Organised by Science
Dancing cocks (that's male chickens, cheeky) in tight speedos fighting over a scantily clad egg might not be the first thing that comes to mind when thinking about PhD theses. However, that just about describes this year's winner of Science magazine's Dance Your PhD contest.
For the people with enough endurance to churn one out, a PhD thesis is probably the biggest piece of writing they'll produce. Conversely, it will be read by the least amount of people. If you're lucky, all of four individual people (both your supervisors and your examiners) will actually manage to get all the way to the end. As it takes at least three, and often more years of your life to put down those tens of thousands of words in a comprehensible manner, this is can feel like a bit of a disappointment.
And that's where Dance Your PhD comes in. The contest, which is in its sixth year, aims to get the science across in a fun manner. In the case of this year’s winner, the directing student definitely seems to have had plenty of fun (for example by coming up with the idea to shoot a water ballet in a freezing cold lake). And it definitely makes for interesting videos.

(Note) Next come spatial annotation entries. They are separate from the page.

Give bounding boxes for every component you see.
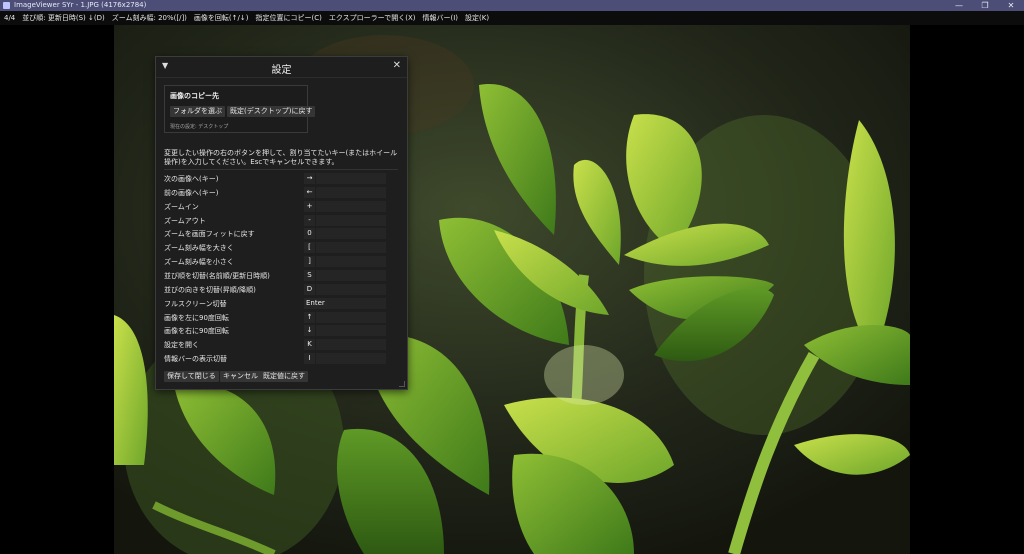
keybind-field	[316, 339, 386, 351]
window-titlebar: ImageViewer SYr - 1.JPG (4176x2784) — ❐ …	[0, 0, 1024, 11]
keybind-row: 並びの向きを切替(昇順/降順) D	[164, 283, 398, 297]
keybind-field	[316, 311, 386, 323]
keybind-field	[316, 256, 386, 268]
keybind-row: 並び順を切替(名前順/更新日時順) S	[164, 269, 398, 283]
menu-copy-to[interactable]: 指定位置にコピー(C)	[255, 11, 321, 25]
keybind-field	[316, 186, 386, 198]
keybind-row: 次の画像へ(キー) →	[164, 172, 398, 186]
reset-default-folder-button[interactable]: 既定(デスクトップ)に戻す	[227, 106, 316, 117]
keybind-row: 画像を右に90度回転 ↓	[164, 324, 398, 338]
dialog-title: 設定	[271, 65, 292, 76]
keybind-button[interactable]: ]	[304, 256, 315, 268]
keybind-row: 情報バーの表示切替 I	[164, 352, 398, 366]
menu-zoom-step[interactable]: ズーム刻み幅: 20%([/])	[112, 11, 187, 25]
keybind-row: ズームイン +	[164, 200, 398, 214]
keybind-instructions: 変更したい操作の右のボタンを押して、割り当てたいキー(またはホイール操作)を入力…	[164, 149, 398, 166]
keybind-label: 次の画像へ(キー)	[164, 175, 219, 183]
keybind-field	[316, 214, 386, 226]
keybind-label: 並びの向きを切替(昇順/降順)	[164, 285, 256, 294]
keybind-label: ズーム刻み幅を小さく	[164, 258, 234, 267]
keybind-label: 前の画像へ(キー)	[164, 188, 219, 197]
keybind-row: フルスクリーン切替 Enter	[164, 297, 398, 311]
copy-destination-group: 画像のコピー先 フォルダを選ぶ 既定(デスクトップ)に戻す 現在の設定: デスク…	[164, 85, 316, 133]
keybind-button[interactable]: -	[304, 214, 315, 226]
menu-info-bar[interactable]: 情報バー(I)	[422, 11, 458, 25]
menu-rotate[interactable]: 画像を回転(↑/↓)	[194, 11, 249, 25]
keybind-button[interactable]: ←	[304, 186, 315, 198]
cancel-button[interactable]: キャンセル	[220, 371, 261, 382]
keybind-button[interactable]: ↑	[304, 311, 315, 323]
keybind-row: ズーム刻み幅を大きく [	[164, 241, 398, 255]
resize-grip-icon[interactable]	[399, 381, 405, 387]
keybind-field	[316, 242, 386, 254]
keybind-field	[316, 173, 386, 184]
keybind-button[interactable]: →	[304, 173, 315, 184]
keybind-row: ズームを画面フィットに戻す 0	[164, 227, 398, 241]
keybind-list: 次の画像へ(キー) → 前の画像へ(キー) ← ズームイン + ズームアウト - ズーム…	[164, 172, 398, 366]
keybind-label: ズームアウト	[164, 216, 206, 225]
keybind-button[interactable]: D	[304, 283, 315, 295]
dialog-footer: 保存して閉じる キャンセル 既定値に戻す	[162, 371, 402, 384]
dialog-header: ▼ 設定 ✕	[156, 57, 407, 78]
keybind-label: 画像を右に90度回転	[164, 327, 229, 336]
keybind-field	[316, 325, 386, 337]
window-title: ImageViewer SYr - 1.JPG (4176x2784)	[14, 1, 147, 9]
keybind-label: ズームイン	[164, 202, 199, 211]
minimize-icon[interactable]: —	[946, 0, 972, 11]
restore-defaults-button[interactable]: 既定値に戻す	[260, 371, 308, 382]
image-counter: 4/4	[4, 14, 16, 22]
keybind-button[interactable]: 0	[304, 228, 315, 240]
keybind-field	[316, 353, 386, 365]
keybind-field	[316, 200, 386, 212]
keybind-label: 画像を左に90度回転	[164, 313, 229, 322]
menu-settings[interactable]: 設定(K)	[465, 11, 489, 25]
keybind-label: フルスクリーン切替	[164, 299, 227, 308]
keybind-field	[316, 270, 386, 282]
window-controls: — ❐ ✕	[946, 0, 1024, 11]
menu-sort-order[interactable]: 並び順: 更新日時(S) ↓(D)	[22, 11, 104, 25]
keybind-field	[316, 283, 386, 295]
keybind-label: 設定を開く	[164, 341, 199, 350]
keybind-row: ズーム刻み幅を小さく]	[164, 255, 398, 269]
keybind-button[interactable]: +	[304, 200, 315, 212]
settings-dialog: ▼ 設定 ✕ 画像のコピー先 フォルダを選ぶ 既定(デスクトップ)に戻す 現在の…	[155, 56, 408, 390]
keybind-field	[316, 228, 386, 240]
choose-folder-button[interactable]: フォルダを選ぶ	[170, 106, 225, 117]
app-icon	[3, 2, 10, 9]
keybind-label: ズームを画面フィットに戻す	[164, 230, 255, 239]
keybind-button[interactable]: S	[304, 270, 315, 282]
close-icon[interactable]: ✕	[393, 60, 401, 71]
keybind-row: 前の画像へ(キー) ←	[164, 186, 398, 200]
save-and-close-button[interactable]: 保存して閉じる	[164, 371, 219, 382]
menu-open-explorer[interactable]: エクスプローラーで開く(X)	[329, 11, 416, 25]
close-window-icon[interactable]: ✕	[998, 0, 1024, 11]
keybind-row: 画像を左に90度回転 ↑	[164, 311, 398, 325]
keybind-row: 設定を開く K	[164, 338, 398, 352]
divider	[164, 169, 398, 170]
keybind-button[interactable]: K	[304, 339, 315, 351]
info-bar: 4/4 並び順: 更新日時(S) ↓(D) ズーム刻み幅: 20%([/]) 画…	[0, 11, 1024, 25]
keybind-button[interactable]: I	[304, 353, 315, 365]
copy-destination-title: 画像のコピー先	[170, 92, 219, 100]
keybind-label: 情報バーの表示切替	[164, 355, 227, 364]
restore-icon[interactable]: ❐	[972, 0, 998, 11]
current-copy-destination: 現在の設定: デスクトップ	[170, 124, 229, 130]
keybind-button[interactable]: Enter	[304, 297, 327, 309]
keybind-label: ズーム刻み幅を大きく	[164, 244, 234, 253]
keybind-button[interactable]: [	[304, 242, 315, 254]
keybind-label: 並び順を切替(名前順/更新日時順)	[164, 272, 270, 281]
keybind-row: ズームアウト -	[164, 214, 398, 228]
keybind-button[interactable]: ↓	[304, 325, 315, 337]
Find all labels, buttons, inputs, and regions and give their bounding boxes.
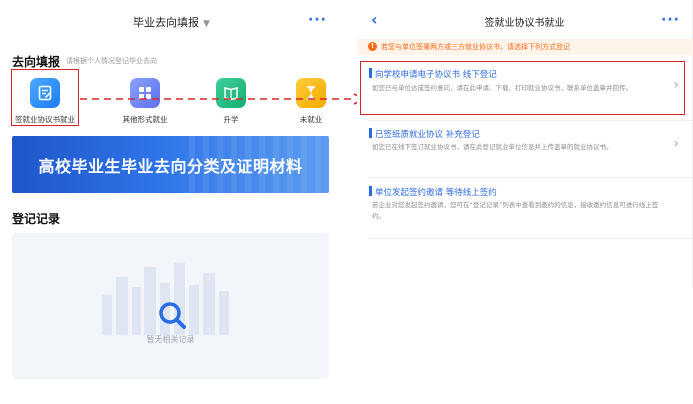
- option-paper-contract[interactable]: 已签纸质就业协议 补充登记 如您已在线下签订就业协议书，请在此登记就业单位信息并…: [357, 126, 693, 174]
- left-screen: 毕业去向填报 ▼ ··· 去向填报 请根据个人情况登记毕业去向 签就业协议书就业 …: [0, 0, 343, 404]
- section-hint: 请根据个人情况登记毕业去向: [66, 57, 157, 65]
- divider: [369, 238, 692, 239]
- empty-text: 暂无相关记录: [146, 335, 195, 344]
- page-title: 毕业去向填报: [133, 16, 200, 29]
- accent-bar: [369, 128, 372, 138]
- more-icon[interactable]: ···: [308, 12, 327, 28]
- city-skyline-icon: [102, 263, 229, 335]
- highlight-box: [360, 61, 685, 115]
- tile-label: 升学: [223, 115, 239, 124]
- tile-label: 其他形式就业: [122, 115, 168, 124]
- left-header: 毕业去向填报 ▼ ···: [0, 0, 343, 42]
- divider: [369, 177, 692, 178]
- banner-text: 高校毕业生毕业去向分类及证明材料: [38, 157, 303, 176]
- chevron-right-icon: ›: [673, 136, 679, 152]
- option-title: 单位发起签约邀请 等待线上签约: [375, 188, 497, 198]
- notice-text: 若您与单位签署两方或三方就业协议书，请选择下列方式登记: [381, 43, 570, 51]
- notice-bar: ! 若您与单位签署两方或三方就业协议书，请选择下列方式登记: [357, 39, 693, 55]
- right-screen: ‹ 签就业协议书就业 ··· ! 若您与单位签署两方或三方就业协议书，请选择下列…: [357, 0, 693, 288]
- option-desc: 若企业对您发起签约邀请，您可在“登记记录”列表中查看到邀约的信息，接收邀约信息可…: [372, 201, 659, 220]
- option-online-signing[interactable]: 单位发起签约邀请 等待线上签约 若企业对您发起签约邀请，您可在“登记记录”列表中…: [357, 184, 693, 236]
- caret-down-icon: ▼: [203, 19, 210, 29]
- records-title: 登记记录: [12, 212, 61, 226]
- accent-bar: [369, 186, 372, 196]
- highlight-box: [11, 69, 79, 126]
- page-title-dropdown[interactable]: 毕业去向填报 ▼: [0, 14, 343, 30]
- alert-icon: !: [368, 42, 377, 51]
- option-title: 已签纸质就业协议 补充登记: [375, 130, 480, 140]
- section-title: 去向填报: [12, 55, 61, 69]
- option-desc: 如您已在线下签订就业协议书，请在此登记就业单位信息并上传盖章的就业协议书。: [372, 143, 613, 151]
- empty-state: 暂无相关记录: [12, 233, 329, 379]
- tile-label: 未就业: [299, 115, 323, 124]
- page-title: 签就业协议书就业: [484, 18, 565, 29]
- connector-arrow: [80, 93, 365, 105]
- more-icon[interactable]: ···: [661, 12, 680, 28]
- divider: [369, 120, 692, 121]
- banner[interactable]: 高校毕业生毕业去向分类及证明材料: [12, 136, 329, 193]
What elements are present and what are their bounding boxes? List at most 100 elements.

Apart from the overall winner, a video on sperm competition, other category winners included a Bollywood-inspired video on linking proteins (chemistry), a human train depicting metal fatigue (physics), experimental sleep deprivation (social sciences) and retinoblastoma - an eye tumour - being attacked by salsa-dancing devilish proteins (reader favourite).
All winners will receive $500 in prize money, and the overall winner, Cedric Tan from Oxford, UK, has won an additional $500 and a trip to Stanford University in Palo Alto, California. Let’s mull over that while family members ask you what your PhD is on this Christmas.